All of the testers were satisfied with wearability comfort. Nonetheless, they complained that the battery barely made it through twelve hours. If the surgery day started at seven clock, Google Glass was already limping its way through the afternoon. At full capacity – which includes instances such as during the use of its video functions – after 30 to 40 minutes its energy reserves would already be running dry. Regarding the sound quality, there was also still room for improvement. But that’s not all: while the team was streaming surgical interventions, the data flow stopped temporarily. Whereas developers manage to get various, mostly technical teething matters securely under control, privacy protection remains an Achilles heel: All data lands during the intermediate period on Google servers. What happens there with the information is unclear – not every video conference should in the end be made available to the general public.

Surgeons test augmented reality

Another attempt: surgeons at the University of Alabama in Birmingham, USA, have worked with functions of augmented reality. The platform employed here was VIPAAR (Virtual Interactive Presence in Augmented Reality) in combination with a computer and video glasses. While Brent Ponce at UAB Highlands Hospital in Birmingham inserted total joint prostheses (TEP), his colleague Phani K. Dantuluri from Atlanta supplied advice via virtual means. The two surgeons were able to discuss the case in real time – Dantuluri was ultimately seeing the intervention and even the position of instruments from Ponce’s point of view. Doctors at UAB speak of the opportunity for younger surgeons carrying out complicated procedures to have experienced mentors at their side without them having to be on site.

This gets in the eye: Smart Contact Lenses

Aside from data-eyewear Google has further medical tools in the development pipeline. Together with the Novartis subsidiary Alcon, they are to further develop Smart Lens technologies. Thanks to miniaturised electronics, presbyopia is able to be corrected. Patients with presbyopia require technical assistance because their natural focus no longer works correctly. The researchers are however not satisfied with just that.

New contact lenses determine glucose levels in the tear fluid and send the corresponding data wirelessly to smartphones. An advantage is that the intelligent lens compiles measure readings every second and warns patients via the app long before a critical Diabetes mellitus metabolic situation occurs. Lutz Heinemann of the DDG (German Diabetes Association) task community “Diabetes and Technology” has welcomed the respective plans. He made it clearly known that his association is ready to support Google. In the best case outcome, compliance would be greatly enhanced – he says many patients experience blood samples taken from the fingertip to be extremely unpleasant, meaning they do not keep up with doctors’ recommendations. However before this makes it to market readiness developers need to find their way around some pitfalls. For example, the glucose levels in tear fluid are 50 times lower than those in blood. Changes have a time delay of seven minutes.

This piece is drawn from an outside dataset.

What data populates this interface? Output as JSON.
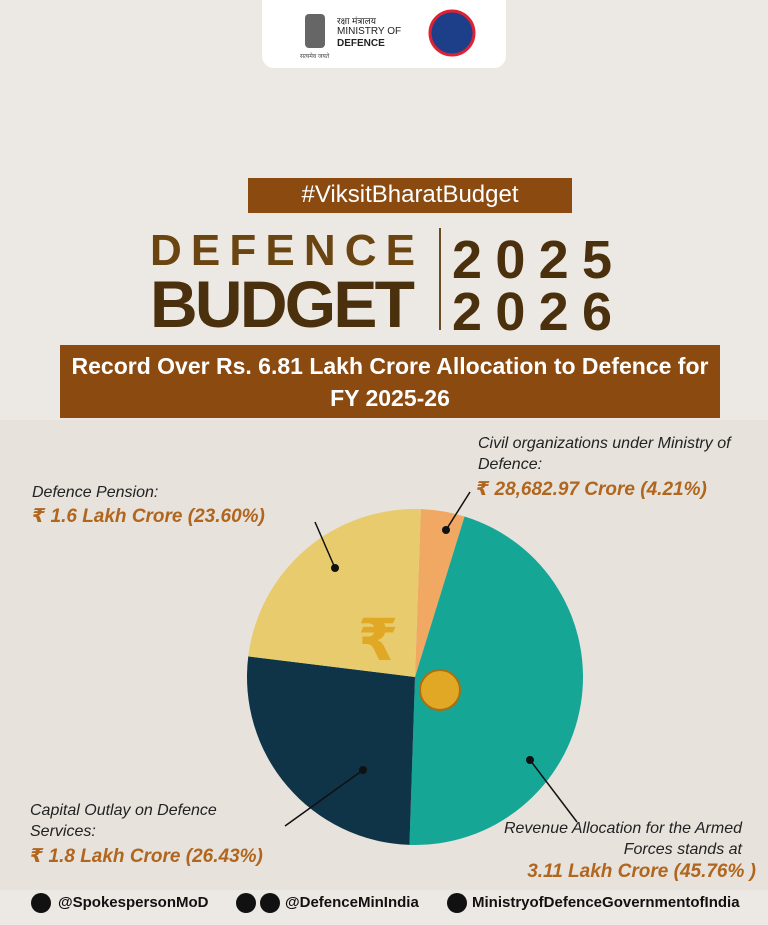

Unlimited real-time documentation of illness

Other technologies from Google have already long made their way into the clinic, the key word here being software. For example, Google Maps is also able to be used as an early warning system for doctors and patients. Baxter has on this basis published a map of all TBE risk areas. Researchers at the World Health Organisation use the tool in order to document Ebola outbreaks since 1976. Cards of this type have a big advantage: all people given written authorisation, for example local doctors, are able to register medical cases of illness on site in real time, all without creating an administrative burden. As long as anonymised case reports are involved, data collection is unproblematic. For patient-related information, however, those charged with such responsibilities need to ask themselves how seriously Google takes privacy protection.